BELGRADE – The eighth Belgrade Security Forum titled “Finding Answers Together to the New Normal” concluded yesterday, with the members of the Executive Borad Sonja Licht, Suzana Grubješić and Sonja Stojanović Gajić agreeing that EU should change its approach to the Balkans, and vice versa, that the Balkans should change its approach to the Union.
“It is extremely important that we have managed to bring the global debate home”, said President of the Belgrade Fund for Political Excellence Sonja Licht, summing up the impressions from the Forum.
She emphasised that, during the three days of Forum, “great sessions” focused on Middle East, Asian Century and the fourth industrial revolution took place, and assessed that those topics may not be as important on a daily political level, but that they will determine our future.
Her recommendation for Serbia is to open itself, to learn and do as much as possible to ensure that its education system and citizens follow the new trends, such as fourth industrial revolution, which brings new reality.
“We have to be ready for it, even as a small and relatively underdeveloped country. We can leap very high if we prepare ourselves on time”, remarked Licht.
Director of the Belgrade Centre for Security Policy Sonja Stojanović Gajić assessed that the main conclusion of the BSF is that the biggest crisis today is a crisis of distrust.
“Citizens distrust the political elites in Europe, and even more in the Western Balkans. Many member states and states that want to become members of the EU have lost their belief in the European project, and EU itself has lost trust in many of its partners, including countries such as ours, which want to become EU members”, Stojanović Gajić thniks.
Adding that in this kind of atmosphere populist politicians intimidate people not to talk openly and critically, she said that the Forum tried to create an exactly opposite atmosphere.
“One of the direct recommendations of the BSF is that the approach of EU to the Western Balkans and the engagement of the region with the Union need to change. The main change has to be an open identification of the problems concerning the rule of law and democracy”, said Stojanović Gajić.
General Secretary of European Movement in Serbia Suzana Grubješić stressed that this year’s focus of the Forum was a relatively new phenomenon – the new normal, which entails crises in every area: economy, politics and society.

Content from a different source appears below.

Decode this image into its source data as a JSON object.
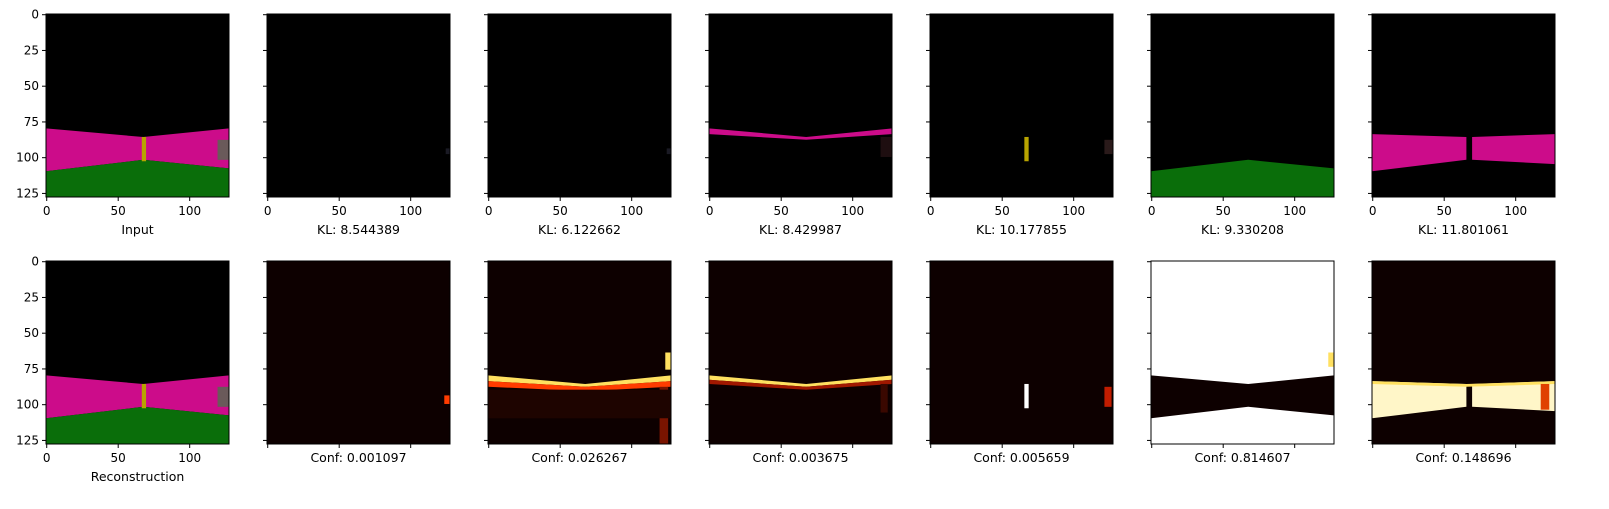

“There is a pathological form of the new normal, and that is the alternative right, populist movements that are all around us and that are shaking the foundations of international order, and most of all the EU”, she said.
Relationship between EU and Western Balkans has left the biggest impression on Grubješić.
“It has been said that nobody has a romantic view on the EU, that we have all become realists, that we know that the membership benefits are big and that both ourselves and the EU must make the effort to one day become member states”, she said.
“European Union needs a strong and stable Western Balkans, but our region also needs a strong and stable EU, and I hope that we are going to work on it together”, concluded Grubješić.
During the three day-long Forum, 20 panels and sessions took place. More than 100 speakers and 700 participants from Serbia, the region and other parts of Europe and the world gathered in the Hyatt Regency.
Belgrade Security Forum was organised by Belgrade Fund for Political Excellence, Belgrade Centre for Security Policy and European Movement in Serbia.